Murdoch made no threats to the Government, quite the reverse – he killed them with kindness. See how the Prime Minister, David Cameron, entrapped himself by having that Christmas dinner with the Murdoch clan – plus court jester Jeremy Clarkson – at The Sun editor Rebekah Brooks's house in Chipping Norton only months after he had entered Downing Street. Murdoch didn't order Brooks to set up this particular honeytrap any more than he ordered her to attend the slumber party at Chequers organised by the wife of the former Labour Prime Minister, Gordon Brown. It's just that they're all so anxious to please. As one of Murdoch's editors, Piers Morgan, put it, you spend a good part of your waking life asking yourself, "what would Rupert think of this?" ... and if you don't read his mind accurately, you don't thrive – simple as that. No, there are no concrete galoshes. No-one sleeps with the fishes, except metaphorically.
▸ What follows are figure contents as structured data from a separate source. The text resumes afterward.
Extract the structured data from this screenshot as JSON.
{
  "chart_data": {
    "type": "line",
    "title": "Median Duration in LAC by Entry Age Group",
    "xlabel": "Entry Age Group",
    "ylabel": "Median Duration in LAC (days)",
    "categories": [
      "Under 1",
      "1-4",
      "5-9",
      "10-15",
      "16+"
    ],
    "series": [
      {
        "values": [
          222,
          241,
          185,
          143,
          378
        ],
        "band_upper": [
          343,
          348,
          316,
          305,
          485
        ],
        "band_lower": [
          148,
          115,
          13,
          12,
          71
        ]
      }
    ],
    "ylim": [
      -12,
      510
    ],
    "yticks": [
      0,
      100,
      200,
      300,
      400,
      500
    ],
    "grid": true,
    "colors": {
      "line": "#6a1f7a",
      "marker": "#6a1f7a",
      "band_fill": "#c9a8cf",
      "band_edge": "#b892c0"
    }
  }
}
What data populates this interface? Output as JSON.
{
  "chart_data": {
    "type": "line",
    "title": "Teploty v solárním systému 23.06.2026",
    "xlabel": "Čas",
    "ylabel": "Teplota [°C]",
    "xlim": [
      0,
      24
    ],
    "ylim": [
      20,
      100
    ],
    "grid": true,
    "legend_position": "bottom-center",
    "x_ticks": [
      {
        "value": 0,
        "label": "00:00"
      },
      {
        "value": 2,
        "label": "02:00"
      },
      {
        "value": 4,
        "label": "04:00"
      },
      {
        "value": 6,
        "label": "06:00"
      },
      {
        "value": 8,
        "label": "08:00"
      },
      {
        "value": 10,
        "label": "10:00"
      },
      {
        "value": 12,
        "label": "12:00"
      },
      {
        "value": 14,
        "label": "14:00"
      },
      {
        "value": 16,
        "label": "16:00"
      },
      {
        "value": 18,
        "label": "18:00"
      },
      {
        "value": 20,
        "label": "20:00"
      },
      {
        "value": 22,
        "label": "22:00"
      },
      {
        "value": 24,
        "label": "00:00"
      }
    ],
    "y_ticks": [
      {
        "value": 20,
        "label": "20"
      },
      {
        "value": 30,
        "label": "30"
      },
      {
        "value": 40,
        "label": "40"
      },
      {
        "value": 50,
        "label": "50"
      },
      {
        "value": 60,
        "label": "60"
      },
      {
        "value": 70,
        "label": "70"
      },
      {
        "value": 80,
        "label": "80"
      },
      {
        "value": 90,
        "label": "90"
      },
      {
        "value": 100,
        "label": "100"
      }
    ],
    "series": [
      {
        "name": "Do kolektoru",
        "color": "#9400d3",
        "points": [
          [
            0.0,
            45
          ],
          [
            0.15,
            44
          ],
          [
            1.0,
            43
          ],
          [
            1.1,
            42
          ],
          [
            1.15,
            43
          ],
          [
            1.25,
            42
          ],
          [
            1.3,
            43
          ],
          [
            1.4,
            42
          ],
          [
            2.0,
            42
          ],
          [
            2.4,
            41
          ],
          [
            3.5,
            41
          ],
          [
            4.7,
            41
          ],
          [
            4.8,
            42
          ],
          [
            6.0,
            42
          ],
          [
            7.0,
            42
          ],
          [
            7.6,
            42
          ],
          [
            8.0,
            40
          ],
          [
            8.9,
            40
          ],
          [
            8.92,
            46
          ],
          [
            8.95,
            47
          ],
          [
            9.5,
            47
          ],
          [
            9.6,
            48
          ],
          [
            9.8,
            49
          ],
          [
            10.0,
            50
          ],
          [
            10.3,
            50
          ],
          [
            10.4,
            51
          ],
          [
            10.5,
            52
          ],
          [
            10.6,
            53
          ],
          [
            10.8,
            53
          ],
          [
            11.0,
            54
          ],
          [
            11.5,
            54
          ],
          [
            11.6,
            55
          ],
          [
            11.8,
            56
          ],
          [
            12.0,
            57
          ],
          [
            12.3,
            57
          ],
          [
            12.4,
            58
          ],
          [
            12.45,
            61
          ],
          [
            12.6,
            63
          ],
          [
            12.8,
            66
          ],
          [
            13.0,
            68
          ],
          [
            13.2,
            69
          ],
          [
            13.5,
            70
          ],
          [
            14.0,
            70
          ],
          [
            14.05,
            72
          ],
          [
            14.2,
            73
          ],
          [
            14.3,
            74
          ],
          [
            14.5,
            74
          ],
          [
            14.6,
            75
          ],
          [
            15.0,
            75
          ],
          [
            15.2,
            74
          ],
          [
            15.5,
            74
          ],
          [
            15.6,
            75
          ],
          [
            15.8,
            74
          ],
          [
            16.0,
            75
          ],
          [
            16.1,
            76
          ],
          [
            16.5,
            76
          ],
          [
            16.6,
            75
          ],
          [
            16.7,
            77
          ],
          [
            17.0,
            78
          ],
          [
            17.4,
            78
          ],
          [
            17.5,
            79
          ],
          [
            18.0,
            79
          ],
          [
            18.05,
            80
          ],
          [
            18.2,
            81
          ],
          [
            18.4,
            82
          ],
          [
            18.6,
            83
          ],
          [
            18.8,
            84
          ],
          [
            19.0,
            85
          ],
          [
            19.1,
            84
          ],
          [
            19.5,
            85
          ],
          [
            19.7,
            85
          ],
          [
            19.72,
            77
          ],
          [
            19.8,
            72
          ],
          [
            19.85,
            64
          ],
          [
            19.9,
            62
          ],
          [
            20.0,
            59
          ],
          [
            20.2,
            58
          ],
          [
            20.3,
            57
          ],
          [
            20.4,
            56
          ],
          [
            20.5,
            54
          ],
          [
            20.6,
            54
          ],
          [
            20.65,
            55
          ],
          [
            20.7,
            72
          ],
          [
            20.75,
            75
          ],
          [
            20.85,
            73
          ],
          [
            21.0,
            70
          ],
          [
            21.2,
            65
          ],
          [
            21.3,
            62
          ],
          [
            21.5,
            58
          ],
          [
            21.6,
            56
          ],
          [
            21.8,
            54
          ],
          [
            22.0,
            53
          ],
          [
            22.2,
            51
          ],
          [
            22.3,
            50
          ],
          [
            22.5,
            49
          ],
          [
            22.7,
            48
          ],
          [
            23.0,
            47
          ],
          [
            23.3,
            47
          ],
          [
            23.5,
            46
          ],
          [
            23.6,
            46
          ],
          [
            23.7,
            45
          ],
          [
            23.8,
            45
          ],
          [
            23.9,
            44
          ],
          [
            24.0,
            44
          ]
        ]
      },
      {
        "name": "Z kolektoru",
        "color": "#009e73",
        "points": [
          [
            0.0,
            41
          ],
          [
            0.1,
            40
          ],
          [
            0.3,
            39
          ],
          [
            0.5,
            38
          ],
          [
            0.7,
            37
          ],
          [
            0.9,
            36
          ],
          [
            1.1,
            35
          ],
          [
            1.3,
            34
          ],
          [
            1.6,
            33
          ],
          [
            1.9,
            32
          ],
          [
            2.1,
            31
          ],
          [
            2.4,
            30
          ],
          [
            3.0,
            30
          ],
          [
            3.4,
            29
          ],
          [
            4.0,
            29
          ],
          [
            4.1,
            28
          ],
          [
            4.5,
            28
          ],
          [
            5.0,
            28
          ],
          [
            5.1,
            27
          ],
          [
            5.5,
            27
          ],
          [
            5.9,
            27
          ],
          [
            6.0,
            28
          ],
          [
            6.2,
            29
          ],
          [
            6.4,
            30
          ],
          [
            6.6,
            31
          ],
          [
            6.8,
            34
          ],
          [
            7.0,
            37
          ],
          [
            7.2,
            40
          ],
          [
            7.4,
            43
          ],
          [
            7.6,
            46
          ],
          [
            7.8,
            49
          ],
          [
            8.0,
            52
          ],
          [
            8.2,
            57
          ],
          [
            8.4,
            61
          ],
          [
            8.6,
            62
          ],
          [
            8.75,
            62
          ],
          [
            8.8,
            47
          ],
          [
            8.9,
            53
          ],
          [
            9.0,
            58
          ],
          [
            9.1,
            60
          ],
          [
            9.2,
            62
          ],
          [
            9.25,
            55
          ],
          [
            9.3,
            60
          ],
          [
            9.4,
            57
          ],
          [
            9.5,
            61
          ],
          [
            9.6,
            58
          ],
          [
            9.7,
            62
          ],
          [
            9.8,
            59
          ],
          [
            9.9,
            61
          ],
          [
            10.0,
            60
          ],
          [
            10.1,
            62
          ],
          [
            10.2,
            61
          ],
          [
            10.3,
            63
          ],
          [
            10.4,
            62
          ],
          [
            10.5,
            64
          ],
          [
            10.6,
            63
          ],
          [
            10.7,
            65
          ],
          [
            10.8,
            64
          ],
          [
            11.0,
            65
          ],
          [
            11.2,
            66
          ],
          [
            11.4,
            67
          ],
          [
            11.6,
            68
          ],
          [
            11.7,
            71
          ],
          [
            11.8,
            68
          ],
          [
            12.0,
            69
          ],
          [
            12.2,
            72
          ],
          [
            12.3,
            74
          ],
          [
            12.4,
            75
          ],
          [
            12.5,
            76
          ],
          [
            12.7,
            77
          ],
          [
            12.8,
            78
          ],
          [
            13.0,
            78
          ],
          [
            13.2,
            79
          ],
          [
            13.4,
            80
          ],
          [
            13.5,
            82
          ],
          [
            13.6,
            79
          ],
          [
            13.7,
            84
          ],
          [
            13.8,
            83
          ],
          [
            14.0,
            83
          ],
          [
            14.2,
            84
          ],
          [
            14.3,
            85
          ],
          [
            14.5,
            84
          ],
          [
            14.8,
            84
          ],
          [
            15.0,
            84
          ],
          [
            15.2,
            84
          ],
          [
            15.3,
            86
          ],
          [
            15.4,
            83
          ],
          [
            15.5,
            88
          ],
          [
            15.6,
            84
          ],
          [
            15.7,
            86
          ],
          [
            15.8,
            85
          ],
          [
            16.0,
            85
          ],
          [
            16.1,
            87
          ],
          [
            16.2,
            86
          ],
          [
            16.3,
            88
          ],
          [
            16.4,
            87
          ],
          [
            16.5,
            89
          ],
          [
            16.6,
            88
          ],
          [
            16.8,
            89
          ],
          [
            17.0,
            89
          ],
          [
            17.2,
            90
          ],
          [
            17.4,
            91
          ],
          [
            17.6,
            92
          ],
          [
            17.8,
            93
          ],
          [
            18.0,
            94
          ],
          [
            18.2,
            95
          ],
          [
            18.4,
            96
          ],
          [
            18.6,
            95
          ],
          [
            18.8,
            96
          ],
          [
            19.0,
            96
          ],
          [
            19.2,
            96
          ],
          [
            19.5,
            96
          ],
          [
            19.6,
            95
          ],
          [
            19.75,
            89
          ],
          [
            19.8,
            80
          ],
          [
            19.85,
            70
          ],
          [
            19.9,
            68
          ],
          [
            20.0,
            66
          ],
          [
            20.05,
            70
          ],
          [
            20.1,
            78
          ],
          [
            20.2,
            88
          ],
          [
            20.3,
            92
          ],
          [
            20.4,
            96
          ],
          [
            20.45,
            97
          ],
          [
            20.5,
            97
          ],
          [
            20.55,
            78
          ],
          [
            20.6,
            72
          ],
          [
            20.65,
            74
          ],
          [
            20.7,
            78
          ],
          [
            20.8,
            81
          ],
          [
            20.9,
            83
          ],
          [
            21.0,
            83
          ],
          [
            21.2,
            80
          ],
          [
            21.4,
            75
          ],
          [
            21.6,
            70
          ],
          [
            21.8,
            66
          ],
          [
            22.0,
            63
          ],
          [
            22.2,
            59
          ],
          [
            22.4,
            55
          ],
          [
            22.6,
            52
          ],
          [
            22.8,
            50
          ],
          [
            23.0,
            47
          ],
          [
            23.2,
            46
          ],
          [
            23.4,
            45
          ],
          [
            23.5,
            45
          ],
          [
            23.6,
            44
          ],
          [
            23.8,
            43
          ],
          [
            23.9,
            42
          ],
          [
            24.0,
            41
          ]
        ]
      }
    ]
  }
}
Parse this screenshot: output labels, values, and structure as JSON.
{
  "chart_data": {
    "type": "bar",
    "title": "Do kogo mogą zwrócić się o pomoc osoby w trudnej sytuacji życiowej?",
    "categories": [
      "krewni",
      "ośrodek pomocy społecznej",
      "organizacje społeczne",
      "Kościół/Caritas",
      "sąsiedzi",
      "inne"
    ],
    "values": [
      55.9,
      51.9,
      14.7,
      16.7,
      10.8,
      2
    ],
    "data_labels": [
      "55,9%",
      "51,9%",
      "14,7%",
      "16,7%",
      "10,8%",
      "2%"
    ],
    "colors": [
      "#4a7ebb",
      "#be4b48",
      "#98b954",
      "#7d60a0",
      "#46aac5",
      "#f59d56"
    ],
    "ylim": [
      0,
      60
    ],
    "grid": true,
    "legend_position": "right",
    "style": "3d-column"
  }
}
The way Murdoch eviscerated his enemies last week was masterful. Releasing that string of emails showing the sycophancy and partiality of the Culture Secretary was immensely damaging to the Cameron government, and puts the Prime Minister firmly in the frame. Hunt has blamed his special adviser, Adam Smith, who has walked the plank to protect his boss. But it is, of course, inconceivable that Smith could have been acting alone – special advisers just don't. The entire Government has been unbalanced by Murdoch's testimony, and remains fearful of what comes next.

But Rupert has got clean away. There was nothing seriously incriminating in his testimony under oath, nothing to attract the attention of the Metropolitan Police, who are anyway also in the dock, accused of taking The Sun's money and underplaying the phone-hacking affair. Many people thought – hoped – that this appearance at Leveson would bury Rupert Murdoch. They underestimated him. He has used the inquiry to bury his enemies instead.